Storm accepted the results and cried uncle so they would stop testing. Besides people going to OC, which is about 50k out of 2 million, this has very little effect on the average USBC member.
From what I'm hearing from people who actually know the particulars of what went on, I think that description is very ... simplistic.
For starters, the language the USBC used in its release may not match up to what Storm actually told them, or what Storm actually did. We definitely got the USBC's perspective on it, but did we actually get the truth?
As for trying to gauge how many are affected -- and it's not 2 million, the USBC's own financials put the max number at 1.4 million (which was almost 2 years ago now) and there has been a 6-10% bleed-off per year since then, so the real number is closer to 1.2 million now -- that's not what you need to be looking at. You need to consider whether the organization is doing what's in the best interest of its members.
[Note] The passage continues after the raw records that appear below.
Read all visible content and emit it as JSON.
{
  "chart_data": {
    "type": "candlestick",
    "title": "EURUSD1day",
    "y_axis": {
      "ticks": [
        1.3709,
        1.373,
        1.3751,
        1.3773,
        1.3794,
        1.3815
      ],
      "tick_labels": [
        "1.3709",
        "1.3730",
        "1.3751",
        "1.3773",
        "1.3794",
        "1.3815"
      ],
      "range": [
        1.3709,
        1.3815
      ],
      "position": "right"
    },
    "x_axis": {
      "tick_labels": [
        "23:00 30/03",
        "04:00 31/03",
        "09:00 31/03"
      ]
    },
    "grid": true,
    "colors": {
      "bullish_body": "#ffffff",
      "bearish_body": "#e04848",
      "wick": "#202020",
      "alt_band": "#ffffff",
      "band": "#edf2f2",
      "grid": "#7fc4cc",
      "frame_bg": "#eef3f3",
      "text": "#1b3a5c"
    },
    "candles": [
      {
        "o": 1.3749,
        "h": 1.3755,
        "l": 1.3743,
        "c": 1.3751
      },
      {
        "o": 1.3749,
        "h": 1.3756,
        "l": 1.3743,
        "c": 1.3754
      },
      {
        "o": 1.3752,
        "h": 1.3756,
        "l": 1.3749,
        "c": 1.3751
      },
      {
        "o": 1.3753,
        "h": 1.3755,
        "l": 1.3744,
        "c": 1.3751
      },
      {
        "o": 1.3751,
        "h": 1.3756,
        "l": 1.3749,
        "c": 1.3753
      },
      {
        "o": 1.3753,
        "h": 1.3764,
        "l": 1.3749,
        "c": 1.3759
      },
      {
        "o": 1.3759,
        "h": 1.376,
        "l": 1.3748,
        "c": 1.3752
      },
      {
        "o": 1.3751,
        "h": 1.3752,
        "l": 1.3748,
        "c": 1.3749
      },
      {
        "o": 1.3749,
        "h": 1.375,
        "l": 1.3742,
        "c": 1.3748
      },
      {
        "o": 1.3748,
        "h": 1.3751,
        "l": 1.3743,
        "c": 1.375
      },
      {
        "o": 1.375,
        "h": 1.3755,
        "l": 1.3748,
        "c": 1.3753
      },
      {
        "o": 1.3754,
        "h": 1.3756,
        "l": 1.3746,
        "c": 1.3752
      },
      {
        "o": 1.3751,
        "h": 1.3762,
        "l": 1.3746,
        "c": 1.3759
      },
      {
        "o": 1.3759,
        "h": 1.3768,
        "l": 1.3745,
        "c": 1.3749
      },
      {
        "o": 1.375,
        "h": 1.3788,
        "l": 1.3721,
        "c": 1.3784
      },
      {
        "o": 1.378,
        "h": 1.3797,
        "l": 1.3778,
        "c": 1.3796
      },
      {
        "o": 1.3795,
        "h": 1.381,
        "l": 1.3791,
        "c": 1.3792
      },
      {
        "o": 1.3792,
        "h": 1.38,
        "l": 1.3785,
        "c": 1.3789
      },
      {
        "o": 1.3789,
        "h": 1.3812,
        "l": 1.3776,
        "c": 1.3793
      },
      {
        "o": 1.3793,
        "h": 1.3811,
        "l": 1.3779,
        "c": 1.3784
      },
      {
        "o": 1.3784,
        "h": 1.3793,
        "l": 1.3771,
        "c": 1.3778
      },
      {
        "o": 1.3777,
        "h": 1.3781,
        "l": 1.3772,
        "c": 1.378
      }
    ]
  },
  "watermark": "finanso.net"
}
There are people in my local leagues who do not bowl Nationals who are very upset, in part because some tournaments are opting in to the USBC's ruling. But it goes even deeper than that: If the organization is not acting in an above-board way, it doesn't matter how many are or aren't affected. It matters whether the organization can be trusted.
You apparently believe it can be, while I'm not so sure. I was listening to a podcast the other night where one of the people on the podcast was reporting a couple of leagues in their area were going unsanctioned next year as a direct result of this. The USBC should be doing whatever it can do to GROW the sport. This does not grow it.